20.04.17 – Arno Frank nannte in seiner Rezension für den Spiegel die gerade abgeschlossene Historienserie „Charité“ der ARD eine Mischung aus der amerikanischen Krankenhausserie „Dr. House“ und Thomas Manns Literaturklassiker „Die Buddenbrooks“. Die erfolgreiche deutsche Serie zeichnet ein Bild der Medizin um 1900.

Sie spielt im Jahr 1888 an der Berliner Charité, dem Schaffensort von gleich drei späteren Medizin-Nobelpreisträgern: Emil von Behring, Robert Koch und Paul Ehrlich. Eine öffentliche Vorlesung des Institutes für Geschichte, Theorie und Ethik in der Medizin des Universitätsklinikums Düsseldorf beschäftigte sich nun mit den Fragen, welche Aspekte der Serie historisch belegt sind und wie die Medizin sich um 1900 tatsächlich entwickelt hat.

Am Mittwoch, den 19. April 2017 – ein Tag nach der Ausstrahlung der letzten Folge der Serie – erfuhren die Zuhörer im gut besuchten Hörsaal von Prof. Dr. Heiner Fangerau, Direktor des Institutes für Medizingeschichte, neue Aspekte über die in der Serie zentrale Beziehung zwischen dem berühmten Pathologen Rudolf Virchow und dem nicht weniger berühmten Bakteriologen Robert Koch. Am Beispiel eines Filmausschnittes aus einem nationalsozialistischen Propaganda-Spielfilm konnte Prof. Fangerau zeigen, dass die bereits häufig medial dargestellte Beziehung der Beiden stets eine politische Komponente beinhaltet: Virchow als Symbolbild für das Konservative und dem Glauben, dass Krankheiten auf einen inneren Zerfall beruhen. Ihm gegenüber Koch, der als Krankheitsauslöser den Angriff durch Bakterien von außen vertrat – passend für das nationalsozialistische Regime, das stets vor Angriffen von außen auf den Volkskörper warnte.

Dr. Anne Oommen-Halbach sprach über die heute fast vergessene Krankheit Diphtherie, an der vor 100 Jahren insbesondere Kleinkinder sehr häufig verstarben. Zentrale Figur der Serie und ihres Vortrages war Emil von Behring. Er wird aufgrund seiner erfolgreichen Diphtherie-Therapie auch heute noch häufig „Retter der Kinder“ genannt und seine Forschung wurde – ähnlich wie bei Koch – unter den Nationalsozialisten politisch instrumentalisiert. Im Anschluss sprach Dr. Matthis Krischel über die Schwierigkeiten von Frauen in der akademischen Medizin vor hundert Jahren – im Film illustriert durch die fiktive Hauptfigur Ida Lenze, die zunächst als Hilfsschwester an der Charité arbeitet und sich am Ende der Staffel für ein Medizinstudium in der Schweiz entscheidet.

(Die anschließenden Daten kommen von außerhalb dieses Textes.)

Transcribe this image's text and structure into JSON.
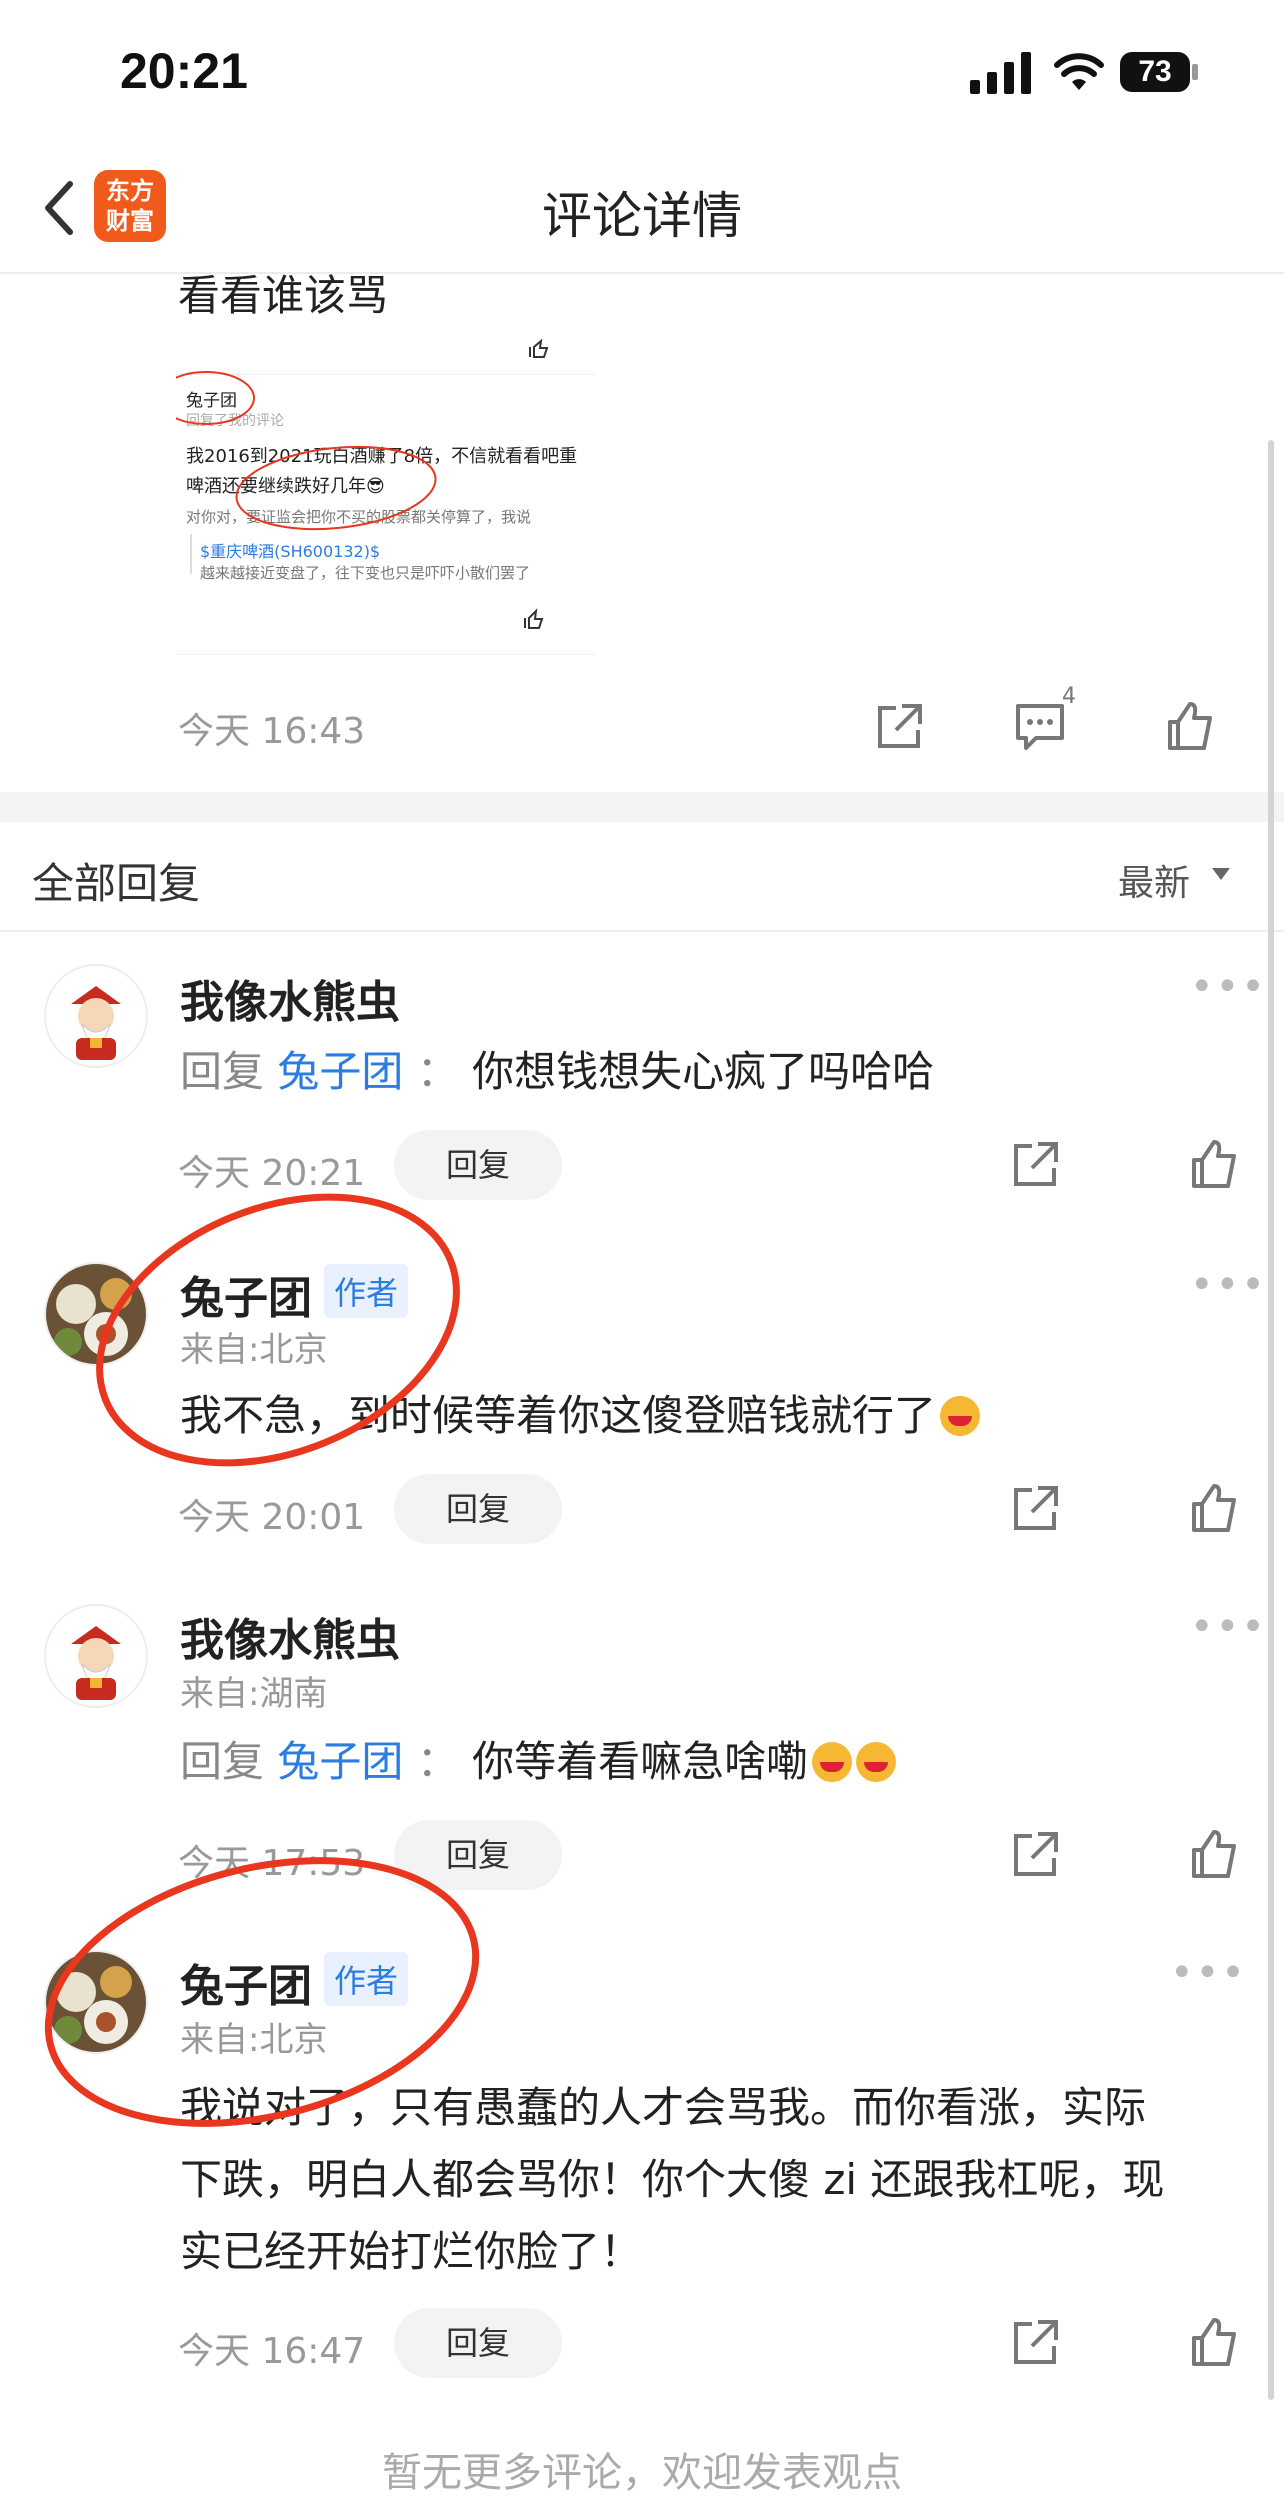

Dr. Friedrich Moll schloss die Vorträge ab mit einem Beitrag über den tatsächlichen Arbeitsalltag an der Berliner Charité um 1900 und ihren weiteren berühmten Chirurgen Ernst von Bergmann, welcher in der Serie nur eine Nebenfigur darstellt. Moderiert wurde die Veranstaltung von Dr. Nils Hansson, der auch die Idee zur Vorlesung hatte. Der Abend endete mit einer Fragerunde des interessierten Publikums und dem Ausblick, bei einer weiteren Staffel der Serie erneut eine öffentliche Vorlesung organisieren zu wollen.